Challenging EPA, Monsanto Over the Crop-Damaging Pesticide “XtendiMax”
Dicamba is linked to increased rates of cancer in farmers and birth defects. The increase in dicamba spraying will trigger an outbreak of dicamba resistance in weeds, just as massive use of Roundup on first generation GE crops created an epidemic of weeds immune to glyphosate.
Regional Office / Program
Case Overview
Farmers and conservation groups have filed a federal lawsuit challenging the U.S. Environmental Protection Agency’s approval of Monsanto’s new “XtendiMax” pesticide.
The approval, of the pesticide company’s latest version of the older weed-killer known as dicamba, permits it to be sprayed directly on Monsanto’s genetically engineered (GE), dicamba-resistant soybeans and cotton. The decision greenlights a more than 10-fold increase in use of the toxic pesticide, increasing risks to farmers, community health, and the environment. Because these same crops are also engineered to withstand applications of Monsanto’s Roundup, the overuse of that pesticide (containing the active ingredient glyphosate) will continue at current high levels.
The 2017 crop season — the first year of XtendiMax use — was an unprecedented disaster. Just as critics warned would happen, dicamba sprayed on Monsanto’s GE soybeans and cotton formed vapor clouds that drifted to damage a host of crops and wild plants. Over three million acres of soybeans as well as scores of vegetable and fruit crops, trees and shrubs throughout the country were damaged by dicamba drift. Flowering plants near cropland also suffered, with potential harms to pollinators, as well as hundreds of endangered animal and plant species. Agronomists reported they had never seen herbicide-related drift damage on anything approaching this scale before.
Dicamba is linked to increased rates of cancer in farmers and birth defects, while glyphosate was recently classified as a “probable carcinogen” by the World Health Organization. Farmers are extremely alarmed by dicamba’s propensity to drift and damage neighboring crops, while conservationists are concerned about its impacts to biodiversity. Dicamba drift threatens plants that provide nectar for pollinators and habitat for animals, and it is frequently detected in surface waters.
Farmers in 10 states have already reported that much more limited dicamba spraying associated with Monsanto’s new dicamba-resistant crops has caused widespread damage to thousands of acres of their crops. And last fall, a dicamba drift dispute between an Arkansas and a Missouri farmer even resulted in one farmer being shot to death.

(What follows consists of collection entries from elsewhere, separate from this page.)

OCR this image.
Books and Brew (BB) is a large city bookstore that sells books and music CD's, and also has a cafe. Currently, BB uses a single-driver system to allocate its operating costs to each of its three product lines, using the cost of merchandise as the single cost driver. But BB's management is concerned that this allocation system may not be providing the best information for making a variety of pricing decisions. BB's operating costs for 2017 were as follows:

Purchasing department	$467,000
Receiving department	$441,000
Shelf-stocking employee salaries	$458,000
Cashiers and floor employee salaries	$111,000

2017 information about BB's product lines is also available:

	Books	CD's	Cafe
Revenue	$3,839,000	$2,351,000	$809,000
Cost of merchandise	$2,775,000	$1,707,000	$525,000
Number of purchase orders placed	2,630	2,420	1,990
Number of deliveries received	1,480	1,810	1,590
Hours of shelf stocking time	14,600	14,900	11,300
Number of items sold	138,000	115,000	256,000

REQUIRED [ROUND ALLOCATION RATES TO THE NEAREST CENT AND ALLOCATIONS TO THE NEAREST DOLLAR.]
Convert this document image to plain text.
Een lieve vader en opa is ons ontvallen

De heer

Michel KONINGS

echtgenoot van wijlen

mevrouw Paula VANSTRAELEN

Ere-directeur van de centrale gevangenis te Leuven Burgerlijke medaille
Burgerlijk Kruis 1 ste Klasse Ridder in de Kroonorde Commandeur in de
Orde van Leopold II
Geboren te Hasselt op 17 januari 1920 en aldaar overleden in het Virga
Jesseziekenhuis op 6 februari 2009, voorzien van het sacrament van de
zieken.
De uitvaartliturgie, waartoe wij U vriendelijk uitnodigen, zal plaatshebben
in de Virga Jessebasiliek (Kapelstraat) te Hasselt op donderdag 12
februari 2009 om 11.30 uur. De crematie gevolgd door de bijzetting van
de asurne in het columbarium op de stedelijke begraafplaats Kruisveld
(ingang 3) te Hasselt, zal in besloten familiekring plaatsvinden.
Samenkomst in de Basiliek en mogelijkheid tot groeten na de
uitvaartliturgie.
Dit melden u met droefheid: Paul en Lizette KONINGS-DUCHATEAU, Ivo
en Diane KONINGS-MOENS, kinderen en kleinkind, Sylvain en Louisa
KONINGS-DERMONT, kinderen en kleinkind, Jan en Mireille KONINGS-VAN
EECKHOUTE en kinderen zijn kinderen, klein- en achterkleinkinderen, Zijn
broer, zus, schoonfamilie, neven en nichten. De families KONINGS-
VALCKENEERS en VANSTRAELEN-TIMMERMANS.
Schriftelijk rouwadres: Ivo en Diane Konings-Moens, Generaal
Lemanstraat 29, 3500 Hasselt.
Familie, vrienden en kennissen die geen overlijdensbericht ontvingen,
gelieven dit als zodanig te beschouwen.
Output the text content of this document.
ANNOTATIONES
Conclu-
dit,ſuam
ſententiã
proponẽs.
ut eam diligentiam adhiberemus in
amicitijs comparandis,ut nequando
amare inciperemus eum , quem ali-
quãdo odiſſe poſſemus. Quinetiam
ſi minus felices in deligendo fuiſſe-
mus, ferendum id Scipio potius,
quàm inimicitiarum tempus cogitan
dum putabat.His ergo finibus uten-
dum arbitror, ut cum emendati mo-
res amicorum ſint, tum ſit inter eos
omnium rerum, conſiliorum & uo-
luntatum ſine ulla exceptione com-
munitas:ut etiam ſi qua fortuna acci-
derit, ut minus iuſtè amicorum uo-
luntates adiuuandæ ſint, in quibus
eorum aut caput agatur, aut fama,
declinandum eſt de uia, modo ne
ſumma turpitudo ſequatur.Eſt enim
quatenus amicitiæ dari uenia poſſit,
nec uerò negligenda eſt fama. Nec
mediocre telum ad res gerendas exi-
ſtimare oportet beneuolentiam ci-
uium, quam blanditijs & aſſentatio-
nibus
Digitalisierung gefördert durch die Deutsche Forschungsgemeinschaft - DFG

The huge increase in dicamba spraying will trigger an outbreak of dicamba resistance in weeds, just as massive use of Roundup on first generation GE crops created an epidemic of weeds immune to glyphosate. While Monsanto spins its new dicamba crops as a fix to the current weed resistance problems its own Roundup Ready crop system caused, many scientists, and even the U.S. Department of Agriculture, predict the opposite: the rapid emergence of more superweeds, resistant to both herbicides. The evidence on the ground already indicates EPA’s weak weed resistance “management” plan will make the problem even worse, both because it lacks limits on dicamba use, and because it primarily relies on Monsanto for its implementation and enforcement.
Despite admitting significant risks to dozens of endangered species, the EPA still refused to consult with the expert federal agency in charge of endangered species, the U.S. Fish and Wildlife Service.
Case Updates
Case page created on January 23, 2017.